Da Roma a Milano, da Palermo a Brescia. La cosiddetta movida riparte, le vie e le piazze tornano a riempirsi, i locali vengono affollati da tanti giovani. E i sindaci corrono ai ripari, anche con ordinanze che prevedono la chiusura serale di alcune zone più interessate dagli affollamenti tipici di un normale weekend di maggio. Ma la situazione normale ancora non è e lo ha detto chiaramente anche il ministro dell’Interno, Luciana Lamorgese, che ha chiesto responsabilità agli italiani: “I ragazzi, dopo tanto tempo a casa, hanno perso i limiti che si erano dati. Mi auguro che il senso di responsabilità riemerga. Dobbiamo stare più attenti che mai”. Le prime sere di movida riportano la palla in mano ai sindaci. Che hanno la possibilità di chiudere alcune zone o di limitare le possibilità di vendita dei locali oltre un certo orario. E il problema, però, non è solo quello degli affollamenti serali. Ma ora si pone anche il tema delle spiagge, prese d’assalto già nel primo sabato di riapertura. Con tanta gente in spiaggia al Sud, come al Centro e al Nord.

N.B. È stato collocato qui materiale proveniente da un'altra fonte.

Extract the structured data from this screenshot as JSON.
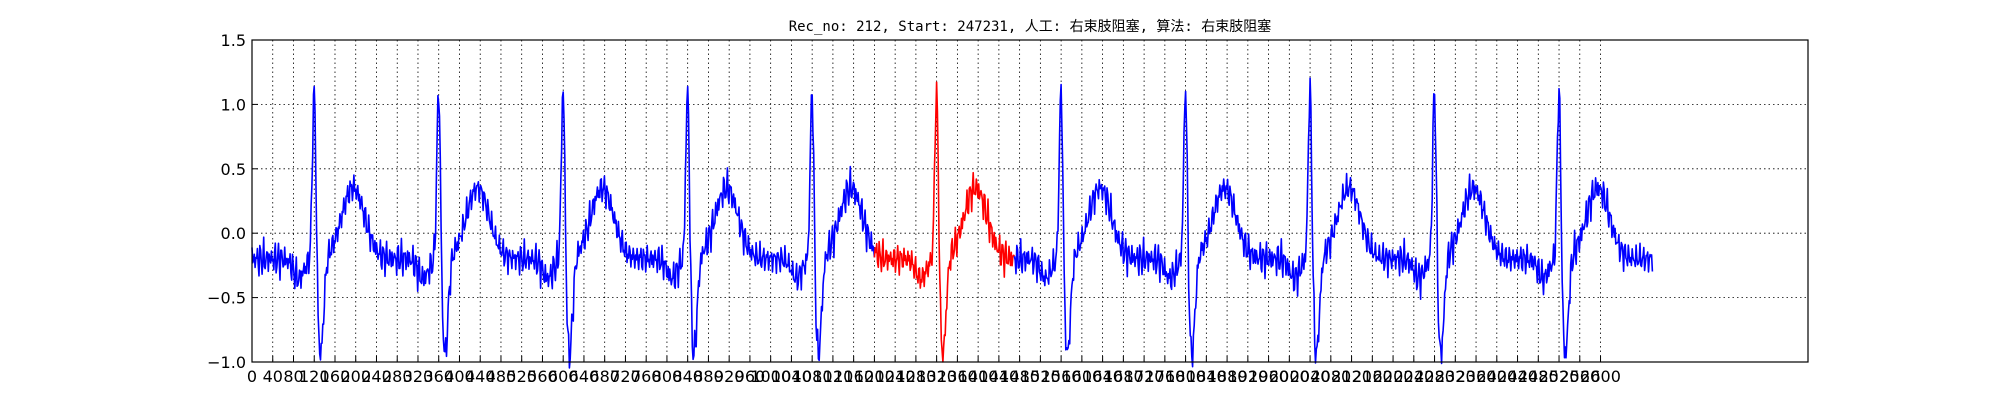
{
  "chart_data": {
    "type": "line",
    "title": "Rec_no: 212, Start: 247231, 人工: 右束肢阻塞, 算法: 右束肢阻塞",
    "xlabel": "",
    "ylabel": "",
    "xlim": [
      0,
      3000
    ],
    "ylim": [
      -1.0,
      1.5
    ],
    "grid": true,
    "legend": "none",
    "x_ticks": [
      0,
      40,
      80,
      120,
      160,
      200,
      240,
      280,
      320,
      360,
      400,
      440,
      480,
      520,
      560,
      600,
      640,
      680,
      720,
      760,
      800,
      840,
      880,
      920,
      960,
      1000,
      1040,
      1080,
      1120,
      1160,
      1200,
      1240,
      1280,
      1320,
      1360,
      1400,
      1440,
      1480,
      1520,
      1560,
      1600,
      1640,
      1680,
      1720,
      1760,
      1800,
      1840,
      1880,
      1920,
      1960,
      2000,
      2040,
      2080,
      2120,
      2160,
      2200,
      2240,
      2280,
      2320,
      2360,
      2400,
      2440,
      2480,
      2520,
      2560,
      2600
    ],
    "y_ticks": [
      -1.0,
      -0.5,
      0.0,
      0.5,
      1.0,
      1.5
    ],
    "y_tick_labels": [
      "−1.0",
      "−0.5",
      "0.0",
      "0.5",
      "1.0",
      "1.5"
    ],
    "beat_peaks_x": [
      120,
      360,
      600,
      840,
      1080,
      1320,
      1560,
      1800,
      2040,
      2280,
      2520
    ],
    "series": [
      {
        "color": "#0000ff",
        "x_range": [
          0,
          1200
        ]
      },
      {
        "color": "#ff0000",
        "x_range": [
          1200,
          1470
        ]
      },
      {
        "color": "#0000ff",
        "x_range": [
          1470,
          2700
        ]
      }
    ]
  }
}
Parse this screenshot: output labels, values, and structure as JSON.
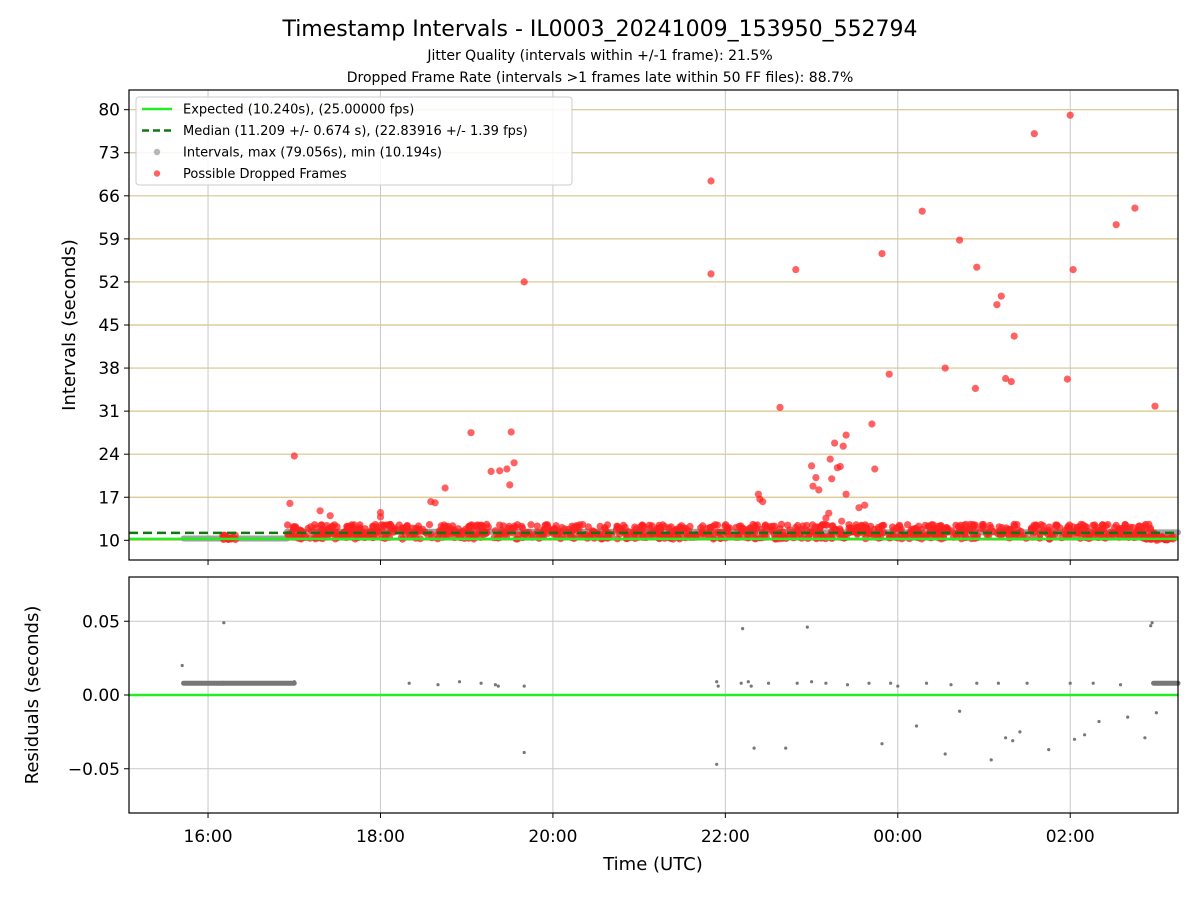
{
  "title": "Timestamp Intervals - IL0003_20241009_153950_552794",
  "subtitle1": "Jitter Quality (intervals within +/-1 frame): 21.5%",
  "subtitle2": "Dropped Frame Rate (intervals >1 frames late within 50 FF files): 88.7%",
  "colors": {
    "expected": "#22ee22",
    "median": "#117711",
    "intervals": "#999999",
    "dropped": "#ff2020",
    "hgrid_top": "#d8c48a",
    "grid": "#c8c8c8",
    "residuals": "#777777"
  },
  "chart_data": [
    {
      "type": "scatter",
      "xlabel": "",
      "ylabel": "Intervals (seconds)",
      "xlim": [
        "15:05",
        "03:15"
      ],
      "ylim": [
        6.8,
        83.2
      ],
      "yticks": [
        10,
        17,
        24,
        31,
        38,
        45,
        52,
        59,
        66,
        73,
        80
      ],
      "grid": true,
      "legend_position": "top-left",
      "legend": [
        "Expected (10.240s), (25.00000 fps)",
        "Median (11.209 +/- 0.674 s), (22.83916 +/- 1.39 fps)",
        "Intervals, max (79.056s), min (10.194s)",
        "Possible Dropped Frames"
      ],
      "expected_interval": 10.24,
      "median_interval": 11.209,
      "bands": [
        {
          "name": "Intervals",
          "x_start": "15:43",
          "x_end": "16:55",
          "y": 10.3
        },
        {
          "name": "Intervals",
          "x_start": "16:55",
          "x_end": "23:00",
          "y": 11.4
        },
        {
          "name": "Intervals",
          "x_start": "23:00",
          "x_end": "03:15",
          "y": 11.3
        }
      ],
      "dropped_frames": [
        {
          "x": "16:57",
          "y": 16.0
        },
        {
          "x": "17:00",
          "y": 23.7
        },
        {
          "x": "17:18",
          "y": 14.8
        },
        {
          "x": "17:25",
          "y": 14.0
        },
        {
          "x": "18:00",
          "y": 13.8
        },
        {
          "x": "18:00",
          "y": 14.5
        },
        {
          "x": "18:35",
          "y": 16.3
        },
        {
          "x": "18:38",
          "y": 16.1
        },
        {
          "x": "18:45",
          "y": 18.5
        },
        {
          "x": "19:03",
          "y": 27.5
        },
        {
          "x": "19:17",
          "y": 21.2
        },
        {
          "x": "19:23",
          "y": 21.3
        },
        {
          "x": "19:28",
          "y": 21.6
        },
        {
          "x": "19:30",
          "y": 19.0
        },
        {
          "x": "19:31",
          "y": 27.6
        },
        {
          "x": "19:33",
          "y": 22.6
        },
        {
          "x": "19:40",
          "y": 52.0
        },
        {
          "x": "21:50",
          "y": 53.3
        },
        {
          "x": "22:23",
          "y": 17.5
        },
        {
          "x": "22:24",
          "y": 16.7
        },
        {
          "x": "22:26",
          "y": 16.3
        },
        {
          "x": "21:50",
          "y": 68.4
        },
        {
          "x": "22:38",
          "y": 31.6
        },
        {
          "x": "22:49",
          "y": 54.0
        },
        {
          "x": "23:00",
          "y": 22.1
        },
        {
          "x": "23:01",
          "y": 18.8
        },
        {
          "x": "23:03",
          "y": 20.2
        },
        {
          "x": "23:05",
          "y": 18.2
        },
        {
          "x": "23:10",
          "y": 13.6
        },
        {
          "x": "23:12",
          "y": 14.4
        },
        {
          "x": "23:13",
          "y": 23.2
        },
        {
          "x": "23:14",
          "y": 20.0
        },
        {
          "x": "23:16",
          "y": 25.8
        },
        {
          "x": "23:18",
          "y": 21.8
        },
        {
          "x": "23:20",
          "y": 22.0
        },
        {
          "x": "23:21",
          "y": 13.1
        },
        {
          "x": "23:22",
          "y": 25.3
        },
        {
          "x": "23:24",
          "y": 17.5
        },
        {
          "x": "23:24",
          "y": 27.1
        },
        {
          "x": "23:33",
          "y": 15.3
        },
        {
          "x": "23:37",
          "y": 15.7
        },
        {
          "x": "23:42",
          "y": 28.9
        },
        {
          "x": "23:44",
          "y": 21.6
        },
        {
          "x": "23:49",
          "y": 56.6
        },
        {
          "x": "23:54",
          "y": 37.0
        },
        {
          "x": "00:17",
          "y": 63.5
        },
        {
          "x": "00:33",
          "y": 38.0
        },
        {
          "x": "00:43",
          "y": 58.8
        },
        {
          "x": "00:55",
          "y": 54.4
        },
        {
          "x": "00:54",
          "y": 34.7
        },
        {
          "x": "01:09",
          "y": 48.3
        },
        {
          "x": "01:12",
          "y": 49.7
        },
        {
          "x": "01:15",
          "y": 36.3
        },
        {
          "x": "01:19",
          "y": 35.8
        },
        {
          "x": "01:21",
          "y": 43.2
        },
        {
          "x": "01:35",
          "y": 76.1
        },
        {
          "x": "01:58",
          "y": 36.2
        },
        {
          "x": "02:00",
          "y": 79.1
        },
        {
          "x": "02:02",
          "y": 54.0
        },
        {
          "x": "02:32",
          "y": 61.3
        },
        {
          "x": "02:45",
          "y": 64.0
        },
        {
          "x": "02:59",
          "y": 31.8
        }
      ]
    },
    {
      "type": "scatter",
      "xlabel": "Time (UTC)",
      "ylabel": "Residuals (seconds)",
      "xlim": [
        "15:05",
        "03:15"
      ],
      "ylim": [
        -0.08,
        0.08
      ],
      "yticks": [
        0.05,
        0.0,
        -0.05
      ],
      "ytick_labels": [
        "0.05",
        "0.00",
        "−0.05"
      ],
      "xticks": [
        "16:00",
        "18:00",
        "20:00",
        "22:00",
        "00:00",
        "02:00"
      ],
      "grid": true,
      "zero_line": 0.0,
      "residual_bands": [
        {
          "x_start": "15:43",
          "x_end": "16:10",
          "y": 0.008
        },
        {
          "x_start": "16:10",
          "x_end": "17:00",
          "y": 0.008
        },
        {
          "x_start": "02:58",
          "x_end": "03:15",
          "y": 0.008
        }
      ],
      "residuals": [
        {
          "x": "15:42",
          "y": 0.02
        },
        {
          "x": "16:11",
          "y": 0.049
        },
        {
          "x": "17:00",
          "y": 0.009
        },
        {
          "x": "18:20",
          "y": 0.008
        },
        {
          "x": "18:40",
          "y": 0.007
        },
        {
          "x": "18:55",
          "y": 0.009
        },
        {
          "x": "19:10",
          "y": 0.008
        },
        {
          "x": "19:20",
          "y": 0.007
        },
        {
          "x": "19:22",
          "y": 0.006
        },
        {
          "x": "19:40",
          "y": 0.006
        },
        {
          "x": "19:40",
          "y": -0.039
        },
        {
          "x": "21:54",
          "y": 0.009
        },
        {
          "x": "21:55",
          "y": 0.006
        },
        {
          "x": "21:54",
          "y": -0.047
        },
        {
          "x": "22:11",
          "y": 0.008
        },
        {
          "x": "22:12",
          "y": 0.045
        },
        {
          "x": "22:16",
          "y": 0.009
        },
        {
          "x": "22:18",
          "y": 0.006
        },
        {
          "x": "22:20",
          "y": -0.036
        },
        {
          "x": "22:30",
          "y": 0.008
        },
        {
          "x": "22:42",
          "y": -0.036
        },
        {
          "x": "22:50",
          "y": 0.008
        },
        {
          "x": "22:57",
          "y": 0.046
        },
        {
          "x": "23:00",
          "y": 0.009
        },
        {
          "x": "23:10",
          "y": 0.008
        },
        {
          "x": "23:25",
          "y": 0.007
        },
        {
          "x": "23:40",
          "y": 0.008
        },
        {
          "x": "23:49",
          "y": -0.033
        },
        {
          "x": "23:55",
          "y": 0.008
        },
        {
          "x": "00:00",
          "y": 0.006
        },
        {
          "x": "00:13",
          "y": -0.021
        },
        {
          "x": "00:20",
          "y": 0.008
        },
        {
          "x": "00:33",
          "y": -0.04
        },
        {
          "x": "00:37",
          "y": 0.007
        },
        {
          "x": "00:43",
          "y": -0.011
        },
        {
          "x": "00:55",
          "y": 0.008
        },
        {
          "x": "01:05",
          "y": -0.044
        },
        {
          "x": "01:10",
          "y": 0.008
        },
        {
          "x": "01:15",
          "y": -0.029
        },
        {
          "x": "01:20",
          "y": -0.031
        },
        {
          "x": "01:25",
          "y": -0.025
        },
        {
          "x": "01:30",
          "y": 0.008
        },
        {
          "x": "01:45",
          "y": -0.037
        },
        {
          "x": "02:00",
          "y": 0.008
        },
        {
          "x": "02:03",
          "y": -0.03
        },
        {
          "x": "02:10",
          "y": -0.027
        },
        {
          "x": "02:16",
          "y": 0.008
        },
        {
          "x": "02:20",
          "y": -0.018
        },
        {
          "x": "02:35",
          "y": 0.007
        },
        {
          "x": "02:40",
          "y": -0.015
        },
        {
          "x": "02:52",
          "y": -0.029
        },
        {
          "x": "02:56",
          "y": 0.047
        },
        {
          "x": "02:57",
          "y": 0.049
        },
        {
          "x": "03:00",
          "y": -0.012
        }
      ]
    }
  ]
}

I sindaci chiudono locali e piazze nel weekend

La foto simbolo del ritorno alla normalità serale nei weekend è quella di Brescia. E il sindaco, Emilio Del Bono, ha deciso di correre subito ai ripari, ordinando la chiusura dei locali di piazza Arnoldo a partire dalle 21.30. Che non sarà più luogo di ritrovo per una bevuta nel weekend. Stesso provvedimento preso a Perugia da Andrea Romizi, che ha disposto la chiusura dei locali alle 21 fino al 7 giugno. Si dice arrabbiato nero il primo cittadino di Verona, Federico Sboarina: fino al 2 giugno in città non si berrà fuori dai locali, ma solamente seduti ai tavolini.

In Lombardia Fontana minaccia un nuovo lockdown

È proprio la Lombardia a preoccupare maggiormente. Non solo perché rimane nettamente la Regione con più contagi in Italia. Ma anche perché le città più colpite sono anche quelle in cui la vita serale sembra essere ripresa senza grosse limitazioni. Tanta gente in strada a Milano, ma anche a Bergamo, dove è stato disposto un senso unico pedonale sul corso per evitare gli assembramenti. Non solo Brescia, dunque. Intanto il presidente della Regione, Attilio Fontana, annuncia il rischio di procedere con nuove restrizioni dopo i video e le foto della movida in tanti comuni lombardi.

Nel weekend affollamenti anche in spiaggia

Anche al Sud la situazione non cambia. A Napoli si è tenuta una manifestazione che ha violato i divieti disposti per il Covid, con tanto di scontri con la polizia. A Torino finora meno problemi, ma più controlli effettuati, così come a Genova, Firenze e Roma. Nella Capitale, però, preoccupa sia l’affollamento il sabato pomeriggio a via del Corso che il ritorno in spiaggia e l’affollamento a Ostia e Fregene, con le strade consolari trafficate come in un qualsiasi weekend estivo. Il problema della spiaggia si presenta anche a Palermo: a Mondello tanti bagnanti e regole (non si può ancora prendere il sole) non sempre rispettate.